The juggling act succeeds thanks largely to two exceptional performing talents. Jonathan Ollivier's Heathcliff not only fills the physical requirements of height, brooding looks and rough athleticism, but he understands the power of understatement. Charlotte Talbot for her part shows Cathy as more than merely a wild thing tamed by society. We believe in her dangerous bond with Heathcliff because of the sheer abandon in the way she dances with him. Yet she also reveals her need for Edgar's civilised world.

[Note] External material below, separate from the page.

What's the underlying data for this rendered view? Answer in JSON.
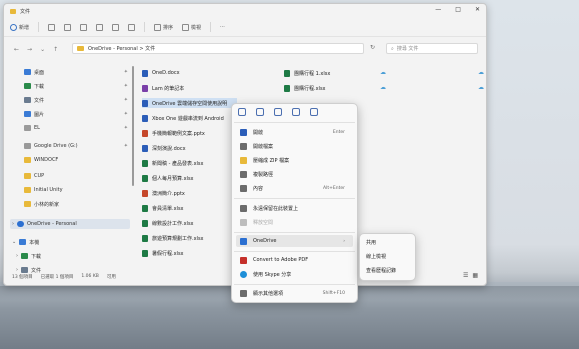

Any simplification comes in the story's editing. Nixon had little choice but to telescope the action to key scenes – on the moor, in the Earnshaws' kitchen, the Lintons' party, the wedding – but inserts a clever linking device in two additional sets of Cathy/Heathcliffs: as children and adolescents. Their rumbustious, free-wheeling duets act as a taunting memory for the adult lovers, a flashback to the companionship they have lost. They also contain the evening's loveliest choreography.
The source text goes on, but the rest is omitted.